Green-News: Wednesday 6.24.09

- If you take the train into New York City you’ll now be greeted by a 70-foot-tall digital billboard outside Madison Square Garden and Penn Station. Last Thursday, Deutsche Bank unveiled the world’s first real-time carbon counter, displaying the running total of greenhouse gases in the earth’s atmosphere; via Red Green and Blue.
- Experts at the United Nations insist a green economy and green industry should be the goal of all countries to help combat climate change and the overcome the economic crisis, saying “business as usual” is not an option and the $100 billion spent every year on renewable energy must be increased three-fold; the AFP reports.
- The UN Intergovernmental Panel on Climate Change warns that the world faces an ever-growing risk of “abrupt and irreversible climatic shifts” due to global warming, with carbon dioxide emissions having already compromised the natural ability of oceans and forests to absorb CO2 created by burning fossil fuels; from the AFP.
- Bananas are a healthy food packaged in their own wrapper, which we normally throw away, but researchers have now developed a system of mashing banana peels and mixing them with sawdust to make briquettes. Then, after they’re dried in the sun for two weeks, the bricks can be burned as fuel. No word on their carbon-footprint though; BBC News reports.

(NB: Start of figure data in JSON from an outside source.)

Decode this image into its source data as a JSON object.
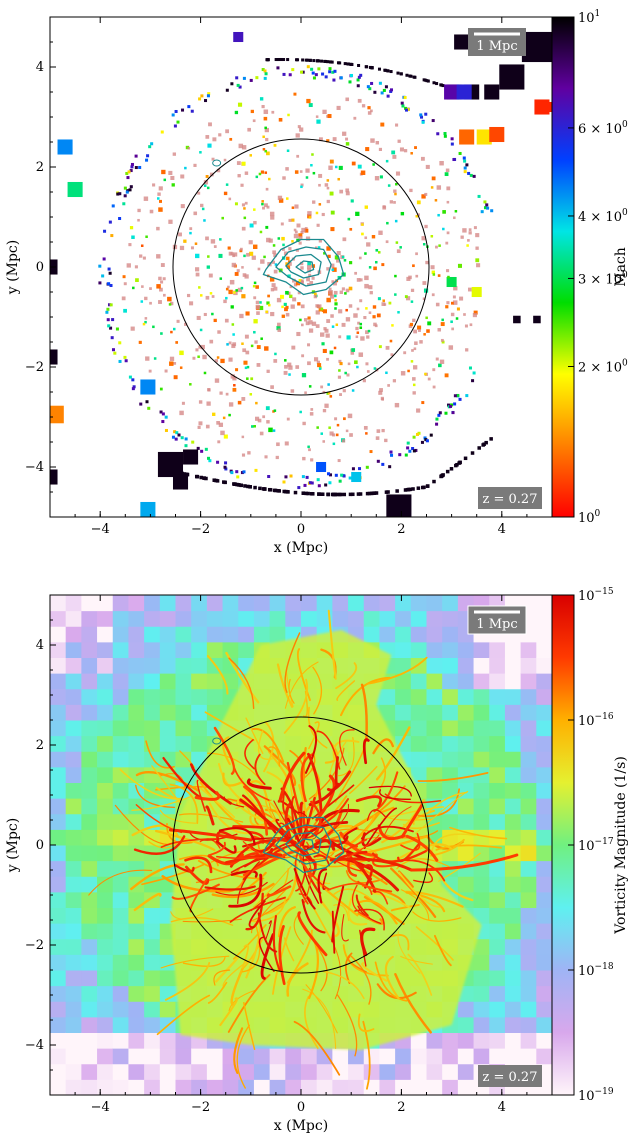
{
  "chart_data": [
    {
      "type": "heatmap",
      "title": "",
      "xlabel": "x  (Mpc)",
      "ylabel": "y  (Mpc)",
      "xlim": [
        -5,
        5
      ],
      "ylim": [
        -5,
        5
      ],
      "xticks": [
        -4,
        -2,
        0,
        2,
        4
      ],
      "yticks": [
        -4,
        -2,
        0,
        2,
        4
      ],
      "xtick_labels": [
        "−4",
        "−2",
        "0",
        "2",
        "4"
      ],
      "ytick_labels": [
        "−4",
        "−2",
        "0",
        "2",
        "4"
      ],
      "colorbar": {
        "label": "Mach",
        "scale": "log",
        "range": [
          1,
          10
        ],
        "ticks": [
          {
            "value": 1,
            "base": "10",
            "exp": "0"
          },
          {
            "value": 2,
            "base": "2 × 10",
            "exp": "0"
          },
          {
            "value": 3,
            "base": "3 × 10",
            "exp": "0"
          },
          {
            "value": 4,
            "base": "4 × 10",
            "exp": "0"
          },
          {
            "value": 6,
            "base": "6 × 10",
            "exp": "0"
          },
          {
            "value": 10,
            "base": "10",
            "exp": "1"
          }
        ],
        "colormap": [
          "#ff0000",
          "#ff8000",
          "#ffff00",
          "#00dd00",
          "#00e5e5",
          "#0040ff",
          "#6000a0",
          "#000000"
        ]
      },
      "scale_bar": "1 Mpc",
      "redshift_label": "z = 0.27",
      "circle": {
        "cx": 0,
        "cy": 0,
        "r": 2.55
      },
      "colors": {
        "contour": "#1a8a8f",
        "circle": "#000000"
      }
    },
    {
      "type": "heatmap",
      "title": "",
      "xlabel": "x  (Mpc)",
      "ylabel": "y  (Mpc)",
      "xlim": [
        -5,
        5
      ],
      "ylim": [
        -5,
        5
      ],
      "xticks": [
        -4,
        -2,
        0,
        2,
        4
      ],
      "yticks": [
        -4,
        -2,
        0,
        2,
        4
      ],
      "xtick_labels": [
        "−4",
        "−2",
        "0",
        "2",
        "4"
      ],
      "ytick_labels": [
        "−4",
        "−2",
        "0",
        "2",
        "4"
      ],
      "colorbar": {
        "label": "Vorticity Magnitude  (1/s)",
        "scale": "log",
        "range": [
          -19,
          -15
        ],
        "ticks": [
          {
            "value": -19,
            "base": "10",
            "exp": "−19"
          },
          {
            "value": -18,
            "base": "10",
            "exp": "−18"
          },
          {
            "value": -17,
            "base": "10",
            "exp": "−17"
          },
          {
            "value": -16,
            "base": "10",
            "exp": "−16"
          },
          {
            "value": -15,
            "base": "10",
            "exp": "−15"
          }
        ],
        "colormap": [
          "#fff5fa",
          "#d8a8ec",
          "#9fb4f5",
          "#5ff0f0",
          "#70f080",
          "#e5f030",
          "#ffb000",
          "#ff3a00",
          "#d80000"
        ]
      },
      "scale_bar": "1 Mpc",
      "redshift_label": "z = 0.27",
      "circle": {
        "cx": 0,
        "cy": 0,
        "r": 2.55
      },
      "colors": {
        "contour": "#1a8a8f",
        "circle": "#000000"
      }
    }
  ]
}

- Officials in San Jose, California have introduced plans to develop a $20 million program for processing food and yard waste into usable biogas. The proposed facility would ferment biomass in an air-tight digester, producing biogas and fertilizer pellets. The gas can be used to power the operation or sold to fleets; Green Inc. explains.
- Fungus makes good biofuel too. Back in World War II, U.S. soldiers encountered a fungus that ate their cotton tents. Today, scientists from Denmark are cultivating the enzyme to break down plant matter and create cheaper ethanol, but the process isn’t easy. Plant matter must first be treated with heat, steam or chemicals; via Bloomberg.com.